I am writing a module for a casino surveillance software.
A bit of context:
I have several images from a video extracted at different times. I have a reference deck always at a fixed position that I know the size of. Assuming that the distortion, focal length of the camera and the distance is not known (this will be a software package sold commercially so these parameters are unknown).
Currently working:
I have applied canny edge detection and houghlines to get the pixel height of the two decks. Also the coordinates for all corners of the deck in the front is known since it is always in a fixed position with the same orientation.
The problem starts when the reference deck is not at the same distance as the deck I am trying to measure but closer to the camera. In this case since one of the decks are closer to the camera both decks may appear to have the same pixel height although the one in the back contains more cards.
Here is a visual example:
In reality both decks have 52 cards but the one closer to the camera measures 83 pixels where as the one in the back measures 63 pixels.

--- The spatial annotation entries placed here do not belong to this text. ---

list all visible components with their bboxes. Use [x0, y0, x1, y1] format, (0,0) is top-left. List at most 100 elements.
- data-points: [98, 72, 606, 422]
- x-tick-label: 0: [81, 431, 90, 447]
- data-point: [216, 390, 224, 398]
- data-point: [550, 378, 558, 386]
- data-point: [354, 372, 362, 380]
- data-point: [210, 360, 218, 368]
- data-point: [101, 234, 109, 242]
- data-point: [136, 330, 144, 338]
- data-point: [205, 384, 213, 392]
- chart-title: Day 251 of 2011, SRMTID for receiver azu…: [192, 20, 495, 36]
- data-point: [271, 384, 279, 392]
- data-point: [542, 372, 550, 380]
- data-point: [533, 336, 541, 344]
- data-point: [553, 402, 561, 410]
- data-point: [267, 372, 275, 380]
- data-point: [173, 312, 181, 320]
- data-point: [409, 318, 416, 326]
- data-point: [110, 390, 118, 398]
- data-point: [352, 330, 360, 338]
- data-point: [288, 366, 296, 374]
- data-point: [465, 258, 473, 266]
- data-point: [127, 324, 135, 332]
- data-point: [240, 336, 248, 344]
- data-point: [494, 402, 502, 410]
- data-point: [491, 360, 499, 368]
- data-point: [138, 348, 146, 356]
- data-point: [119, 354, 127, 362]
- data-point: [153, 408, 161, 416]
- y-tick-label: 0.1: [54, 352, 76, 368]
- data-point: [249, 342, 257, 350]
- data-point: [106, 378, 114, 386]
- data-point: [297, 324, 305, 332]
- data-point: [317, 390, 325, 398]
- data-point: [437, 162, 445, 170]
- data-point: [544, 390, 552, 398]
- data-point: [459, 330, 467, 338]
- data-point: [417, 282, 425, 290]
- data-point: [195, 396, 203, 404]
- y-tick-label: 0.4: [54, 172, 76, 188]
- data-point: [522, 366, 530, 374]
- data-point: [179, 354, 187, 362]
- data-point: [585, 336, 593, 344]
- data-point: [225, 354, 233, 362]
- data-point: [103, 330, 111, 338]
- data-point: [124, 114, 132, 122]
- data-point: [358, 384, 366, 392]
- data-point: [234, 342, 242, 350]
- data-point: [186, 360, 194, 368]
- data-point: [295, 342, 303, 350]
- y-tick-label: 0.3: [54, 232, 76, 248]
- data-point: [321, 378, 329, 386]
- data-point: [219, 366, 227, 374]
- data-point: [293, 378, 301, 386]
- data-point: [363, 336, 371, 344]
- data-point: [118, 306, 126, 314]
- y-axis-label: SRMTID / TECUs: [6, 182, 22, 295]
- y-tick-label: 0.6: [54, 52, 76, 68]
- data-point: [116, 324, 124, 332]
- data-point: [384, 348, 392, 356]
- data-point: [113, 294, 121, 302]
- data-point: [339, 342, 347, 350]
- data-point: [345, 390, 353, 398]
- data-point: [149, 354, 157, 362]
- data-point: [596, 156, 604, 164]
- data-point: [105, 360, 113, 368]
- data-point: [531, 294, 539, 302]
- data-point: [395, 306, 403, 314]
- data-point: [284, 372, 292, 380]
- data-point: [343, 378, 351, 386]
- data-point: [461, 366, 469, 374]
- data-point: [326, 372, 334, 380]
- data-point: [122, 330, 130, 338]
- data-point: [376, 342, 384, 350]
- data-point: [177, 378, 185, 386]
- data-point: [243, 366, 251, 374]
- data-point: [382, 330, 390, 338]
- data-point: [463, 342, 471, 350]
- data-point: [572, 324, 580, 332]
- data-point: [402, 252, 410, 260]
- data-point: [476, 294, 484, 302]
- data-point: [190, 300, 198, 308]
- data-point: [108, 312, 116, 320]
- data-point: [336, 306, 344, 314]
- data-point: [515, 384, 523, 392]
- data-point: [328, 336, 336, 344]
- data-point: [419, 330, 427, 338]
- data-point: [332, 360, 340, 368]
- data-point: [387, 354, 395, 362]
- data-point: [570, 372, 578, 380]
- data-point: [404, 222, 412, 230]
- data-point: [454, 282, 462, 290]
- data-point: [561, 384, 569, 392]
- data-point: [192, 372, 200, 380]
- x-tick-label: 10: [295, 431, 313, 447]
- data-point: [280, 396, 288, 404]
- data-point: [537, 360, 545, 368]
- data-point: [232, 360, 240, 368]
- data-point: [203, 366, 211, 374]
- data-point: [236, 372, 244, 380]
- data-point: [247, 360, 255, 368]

How can I normalize the values I have for reference to the deck in the background? I have found a question which does something similar to calculate the size when moved within the image but this uses openGL which I am not familiar with (How do I reverse-project 2D points into 3D?). I am trying to achieve this using a computer vision/image manipulation library (I currently use ImageMagick for canny edge and hough lines) in Python(I am open to suggestions on using another programming language if you think python is not suitable).
EDIT:
To wrap up what I am trying to achieve: I want to know how the two objects compare height wise. How do I scale the one in the back to be the the size it would be if it was next to the one in the front so that I can compare the two?